ALLAH'IN (C.C.) KANUNU: Allah (c.c.) evreni yaratıp bir düzene bağladığı gibi yarattığı insana da bir takım yasalar koymuştur. Allah (c.c.) yarattığı kulunu yasalarına uymakla zorunlu tutmuştur. Bu amaçla elçiler ve kitaplar göndermiştir.

Son elçi Hz.Muhammed'e (s.a.v) indirilen Kitap K.Kerim bir hayat kitabıdır. Yasama, yürütme, yargı, hukuk ve adalet adına insana lazım olan herşey Kuran'da mevcuttur. K.Kerim her müslümanın anaysasasıdır. Müslümanın anayasasında; zina haramdır, suçtur ve cezası vardır.

Bu ayet-i kerimede bildirildiğine göre, zina ile ilgili yasalardan biri şöyledir: "Nikahlı olmadığı halde birlikte olup zina eden kadın ile erkekten her birine, bu çirkin suçun cezası olarak yüzer sopa vurulmalıdır. Bu ayetle konulan ceza bekarlar içindir.

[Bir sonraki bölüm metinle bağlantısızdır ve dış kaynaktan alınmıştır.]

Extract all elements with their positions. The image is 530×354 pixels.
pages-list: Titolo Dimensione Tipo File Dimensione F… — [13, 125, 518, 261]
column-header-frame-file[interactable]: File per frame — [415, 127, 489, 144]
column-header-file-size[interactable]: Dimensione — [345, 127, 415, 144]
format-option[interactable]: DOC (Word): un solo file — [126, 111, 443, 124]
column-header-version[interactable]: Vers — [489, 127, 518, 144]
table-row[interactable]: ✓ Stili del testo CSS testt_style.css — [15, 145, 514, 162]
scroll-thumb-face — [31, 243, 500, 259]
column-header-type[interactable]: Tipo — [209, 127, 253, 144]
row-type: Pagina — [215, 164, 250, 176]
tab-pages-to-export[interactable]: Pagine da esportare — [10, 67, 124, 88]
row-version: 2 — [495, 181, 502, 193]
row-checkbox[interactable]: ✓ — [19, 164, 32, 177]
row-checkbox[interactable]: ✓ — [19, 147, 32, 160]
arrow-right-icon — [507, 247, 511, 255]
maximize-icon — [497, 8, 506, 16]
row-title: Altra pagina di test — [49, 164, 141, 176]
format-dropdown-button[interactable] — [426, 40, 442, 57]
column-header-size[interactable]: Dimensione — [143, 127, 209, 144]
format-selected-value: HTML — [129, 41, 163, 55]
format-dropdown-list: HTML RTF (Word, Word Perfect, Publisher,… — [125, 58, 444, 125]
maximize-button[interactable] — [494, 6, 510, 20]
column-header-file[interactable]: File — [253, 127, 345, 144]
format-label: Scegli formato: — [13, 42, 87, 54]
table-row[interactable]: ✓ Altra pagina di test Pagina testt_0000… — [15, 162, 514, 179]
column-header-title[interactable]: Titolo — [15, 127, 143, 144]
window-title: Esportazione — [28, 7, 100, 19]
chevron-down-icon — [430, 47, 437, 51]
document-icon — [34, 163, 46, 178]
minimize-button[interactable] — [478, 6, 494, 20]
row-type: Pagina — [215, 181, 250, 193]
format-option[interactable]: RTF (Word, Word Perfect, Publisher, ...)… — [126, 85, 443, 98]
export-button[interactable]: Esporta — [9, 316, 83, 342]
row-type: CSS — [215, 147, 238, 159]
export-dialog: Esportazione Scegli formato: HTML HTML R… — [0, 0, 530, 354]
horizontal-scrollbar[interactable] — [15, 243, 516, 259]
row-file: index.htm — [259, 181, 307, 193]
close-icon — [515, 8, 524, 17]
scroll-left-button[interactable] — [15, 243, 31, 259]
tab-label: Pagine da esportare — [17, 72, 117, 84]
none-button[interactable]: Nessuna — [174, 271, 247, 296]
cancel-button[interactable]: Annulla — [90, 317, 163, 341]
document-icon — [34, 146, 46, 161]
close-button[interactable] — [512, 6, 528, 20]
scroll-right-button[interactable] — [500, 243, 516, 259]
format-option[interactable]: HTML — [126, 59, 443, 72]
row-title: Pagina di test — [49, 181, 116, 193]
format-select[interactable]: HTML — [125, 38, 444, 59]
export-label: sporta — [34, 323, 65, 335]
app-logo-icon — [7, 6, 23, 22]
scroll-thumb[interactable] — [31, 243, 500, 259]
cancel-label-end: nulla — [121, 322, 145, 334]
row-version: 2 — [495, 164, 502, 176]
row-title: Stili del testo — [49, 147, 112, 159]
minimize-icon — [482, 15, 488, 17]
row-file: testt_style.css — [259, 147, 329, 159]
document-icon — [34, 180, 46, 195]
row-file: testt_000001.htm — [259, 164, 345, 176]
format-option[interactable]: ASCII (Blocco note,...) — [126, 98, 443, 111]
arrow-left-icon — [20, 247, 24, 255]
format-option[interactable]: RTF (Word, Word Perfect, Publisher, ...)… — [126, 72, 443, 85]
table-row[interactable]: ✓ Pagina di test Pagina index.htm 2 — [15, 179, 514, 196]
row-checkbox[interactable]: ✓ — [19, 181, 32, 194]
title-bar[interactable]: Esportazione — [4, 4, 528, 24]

Bu cezanın uygulanışıyla ilgili esaslar, İslam Ansiklopedisi'nde şöyle ifade edilmiştir: "Cezanın infazı sırasında sopanın çok acıtan veya yaralayan türden olmaması, vurmanın ne çok sert ne de çok yavaş olması, kanamaya veya bir organın zarar görmesine yol açmaması gerekmektedir. İnfaz tehlikeli görülen çok sıcak veya çok soğuk zamanlarda yapılmaz. Çoğunluğa göre hasta, lohusa ve hamilelerin infazı ertelenir. Hastanın iyileşme ümidi bulunmuyorsa ağırlıklı görüşe göre yüz adet küçük dal ile hafifçe vurularak sembolik bir infaz yapılır. Hz. Peygamber zamanında böyle bir uygulama yapılmıştır.[2] Çoğunluğa göre erkek mahkum ayakta, kadın ise otururken infaz yapılır. Yüz ve cinsel organlar gibi hassas bölgelere vurulmadığı gibi bir yere devamlı olarak vurulmaz; Malikiler'e göre ise yalnız sırta vurulur."[3]

Kur'an, evlilik sonrası zina cezasından açıkca söz etmez, bunu belirleyen Resulullah Efendimiz'in (s.a.v) sünneti olmuştur.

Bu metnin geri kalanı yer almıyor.